You say to yourself: "I am angry". I.e. you become aware of and name the feeling that rages within you.
Then you start thinking along the lines of "What I'm drinking right now is just a feeling. It will go away." It will do you good to breathe deeply.
Hormone production will soon return to normal. Research has shown that norepinephrine (norepinephrine) - the so-called anger hormone, a neurotransmitter secreted by the adrenal glands, disappears from the bloodstream in 90 seconds.
The emotion will diminish and be about to pass if you don't reinforce it.
It won't happen if you don't switch your brain from stress to analysis. Why did it happen, what did I learn from it, how can it not happen again, and other such questions are an effective way to switch.
You are already calming down, regaining self-control, managing your feelings and reason.
Experts say that if he remembers the 90-second rule and consciously follows this algorithm, any normal person can get rid of anger, rage, rage, resentment, etc. unpleasant emotions really for about 90 seconds.
If he can't, he has some mental problems for which he needs to consult a specialist. Getting stuck in a negative emotion is a sign that he needs help, because he is overloaded with stress and has "burned out" the natural processes in his body. Because of this, it is unable to switch even though it tries. He probably thought he was in emergency situations for too long, drew on a toxic biochemical cocktail, lived in heightened arousal, and drove himself into anxiety, depression, or a more severe mental disorder.
The application of the algorithm should work no matter how great the intensity of the feeling. In fact, you only quantify your anger or resentment when you start thinking.

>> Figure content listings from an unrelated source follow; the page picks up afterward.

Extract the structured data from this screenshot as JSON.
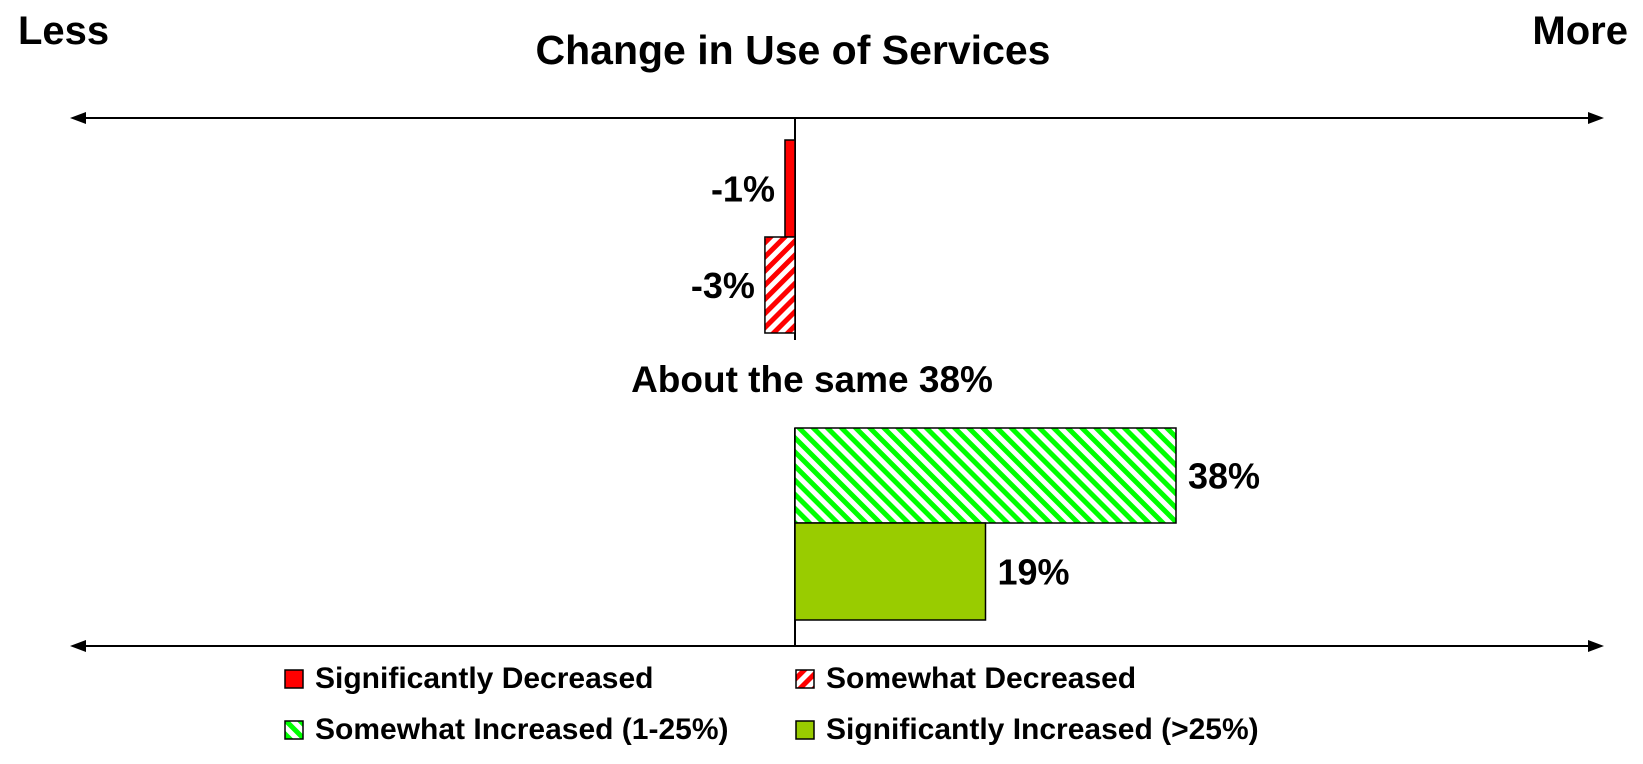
{
  "chart_data": {
    "type": "bar",
    "orientation": "horizontal",
    "title": "Change in Use of Services",
    "left_label": "Less",
    "right_label": "More",
    "middle_note": "About the same 38%",
    "xlim": [
      -50,
      100
    ],
    "bars": [
      {
        "category": "Significantly Decreased",
        "value": -1,
        "label": "-1%",
        "color": "#ff0000",
        "pattern": "solid"
      },
      {
        "category": "Somewhat Decreased",
        "value": -3,
        "label": "-3%",
        "color": "#ff0000",
        "pattern": "hatch-right"
      },
      {
        "category": "Somewhat Increased (1-25%)",
        "value": 38,
        "label": "38%",
        "color": "#00ff00",
        "pattern": "hatch-left"
      },
      {
        "category": "Significantly Increased (>25%)",
        "value": 19,
        "label": "19%",
        "color": "#99cc00",
        "pattern": "solid"
      }
    ],
    "legend": [
      {
        "label": "Significantly Decreased",
        "color": "#ff0000",
        "pattern": "solid"
      },
      {
        "label": "Somewhat Decreased",
        "color": "#ff0000",
        "pattern": "hatch-right"
      },
      {
        "label": "Somewhat Increased (1-25%)",
        "color": "#00ff00",
        "pattern": "hatch-left"
      },
      {
        "label": "Significantly Increased (>25%)",
        "color": "#99cc00",
        "pattern": "solid"
      }
    ]
  }
}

This is another critical moment where you should not allow yourself to go back to experiencing the emotion as if the emergency was happening again. The goal is to get away, not to beat yourself up, repeating to yourself, "He pissed me off a lot, he hurt me a lot," psychologists emphasize.
You can understand why and how this method works by a simple comparison with a familiar unpleasant condition - a headache.
You imagine that it was not a colleague who was angry with you, but a headache. At first you feel discomfort.
You say to yourself: "I have a headache". I.e. you become aware of and name what you are experiencing.
Then you think along the lines of "What I'm experiencing right now is just a headache. It will go away." You don't say to yourself "it hurts, it hurts, wow how much it hurts", you take a pill and the headache really goes away.
Analysis switching works the same way, experts explain.
With negative feelings, it's even easier knowing that they will pass in 90 seconds - you are naturally programmed biochemically to wash away the hormonal response.
Dr. Taylor recommends looking at the second hand of your watch during this time.
Then, if the conflict is minor, there is no need to even analyze it, just give your brain some other activity, more positive and relaxing.